Consulting
Ron Stoner (Head of Security at Category Labs, formerly CSO at Botanix Labs and Head of Security at Casa Inc.) provides senior security leadership and incident response to cryptocurrency, blockchain, and Web3 companies.
What I take on
- Incident response with a nation-state lens - Containment, forensics, and remediation for active or suspected compromises. Direct experience with DPRK/Lazarus Group/TraderTraitor tradecraft in cryptocurrency contexts, including the AppleScript-based social engineering campaigns active against crypto employees.
- Security architecture review - Pre-launch and ongoing review for protocols, wallets, exchanges, and custody platforms. Threat modeling that accounts for the actual adversaries operating in this space.
- Bug bounty program design and triage - Setup, scope, severity rubrics, and ongoing operations.
- CCSS audits and readiness - I architected the CCSSA exam and was the first person certified under it. If you need to audit to the CryptoCurrency Security Standard, or get ready for one, I can sit on either side of the table.
- Fractional / vCISO engagements - For crypto-native startups and protocols that need senior security leadership but aren’t ready for a full-time hire.
- Treasury architecture and management - Custody architecture, signing policies, and operational workflows for organizations and protocols holding significant on-chain assets.

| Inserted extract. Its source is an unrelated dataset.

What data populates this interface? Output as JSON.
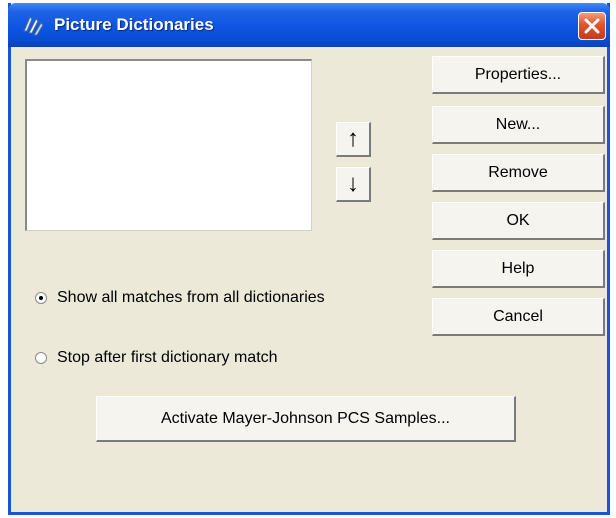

Hands-on experience helping manage billions in crypto across exchange, custody, and protocol treasury contexts.
- High-net-worth operational security - Personal threat models, custody architecture, and OPSEC for individuals with significant on-chain exposure. Direct experience from the Casa years.
Why this practice
Crypto security is its own discipline. The threat actors are different (Lazarus Group, not script kiddies), the asset class is bearer-instrument and irreversible (so failures don’t revert), and the standards landscape is sparse. Generalist firms don’t have the muscle memory. A practitioner who has spent the last decade exclusively in this space across exchange, wallet, custody, L1, and L2 contexts does.
Engagement
Retainer and project engagements both available. Incident response work is prioritized.